Visual Jenga: Discovering Object Dependencies via Counterfactual Inpainting
Anand Bhattad, Konpat Preechakul, Alexei A. Efros
TL;DR
Visual Jenga introduces a training-free, counterfactual inpainting-based framework to uncover object dependencies in single images by sequentially removing objects while preserving scene coherence. The method leverages asymmetries in object relationships, approximating conditional probabilities with inpainting diversity scored by CLIP and DINO, and ranks removal order accordingly. Evaluations on NYU-v2 and HardParse, plus full-scene decompositions, demonstrate strong pairwise accuracy and plausible sequential removals, outperforming simple heuristics and revealing practical insights for scene understanding and manipulation. The work highlights both the promise of large generative models for counterfactual reasoning and the need for end-to-end, physically grounded approaches to capture richer dependencies in real-world scenes.
Abstract
This paper proposes a novel scene understanding task called Visual Jenga. Drawing inspiration from the game Jenga, the proposed task involves progressively removing objects from a single image until only the background remains.
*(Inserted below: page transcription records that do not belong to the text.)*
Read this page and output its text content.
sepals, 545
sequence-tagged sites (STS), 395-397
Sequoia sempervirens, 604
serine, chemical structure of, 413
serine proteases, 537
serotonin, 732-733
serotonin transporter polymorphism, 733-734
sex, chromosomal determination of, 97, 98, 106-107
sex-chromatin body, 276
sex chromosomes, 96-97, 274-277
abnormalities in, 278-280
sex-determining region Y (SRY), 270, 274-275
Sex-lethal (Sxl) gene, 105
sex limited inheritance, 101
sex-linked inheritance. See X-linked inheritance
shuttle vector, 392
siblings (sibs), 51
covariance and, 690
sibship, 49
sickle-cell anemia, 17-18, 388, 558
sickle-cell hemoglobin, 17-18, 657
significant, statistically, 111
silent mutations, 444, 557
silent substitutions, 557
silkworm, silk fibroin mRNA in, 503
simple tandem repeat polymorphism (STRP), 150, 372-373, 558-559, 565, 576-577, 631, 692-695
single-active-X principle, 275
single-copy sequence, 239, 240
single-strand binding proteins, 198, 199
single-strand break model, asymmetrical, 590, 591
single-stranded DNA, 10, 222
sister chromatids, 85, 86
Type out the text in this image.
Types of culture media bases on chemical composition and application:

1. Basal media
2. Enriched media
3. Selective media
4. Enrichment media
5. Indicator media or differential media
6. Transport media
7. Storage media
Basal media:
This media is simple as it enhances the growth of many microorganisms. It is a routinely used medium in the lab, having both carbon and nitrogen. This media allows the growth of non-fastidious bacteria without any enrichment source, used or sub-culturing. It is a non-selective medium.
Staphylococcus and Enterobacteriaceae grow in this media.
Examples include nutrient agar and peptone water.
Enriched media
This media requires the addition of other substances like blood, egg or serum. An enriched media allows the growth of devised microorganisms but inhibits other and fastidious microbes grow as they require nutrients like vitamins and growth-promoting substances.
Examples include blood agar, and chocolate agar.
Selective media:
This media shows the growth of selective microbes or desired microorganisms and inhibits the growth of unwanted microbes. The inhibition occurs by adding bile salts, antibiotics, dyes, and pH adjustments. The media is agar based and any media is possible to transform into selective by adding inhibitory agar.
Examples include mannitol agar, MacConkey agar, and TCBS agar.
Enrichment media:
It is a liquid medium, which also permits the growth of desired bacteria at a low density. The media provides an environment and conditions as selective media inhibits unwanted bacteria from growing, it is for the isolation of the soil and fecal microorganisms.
Just as Jenga players must understand structural dependencies to maintain tower stability, our task reveals the intrinsic relationships between scene elements by systematically exploring which objects can be removed while preserving scene coherence in both physical and geometric sense. As a starting point for tackling the Visual Jenga task, we propose a simple, data-driven, training-free approach that is surprisingly effective on a range of real-world images. The principle behind our approach is to utilize the asymmetry in the pairwise relationships between objects within a scene and employ a large inpainting model to generate a set of counterfactuals to quantify the asymmetry.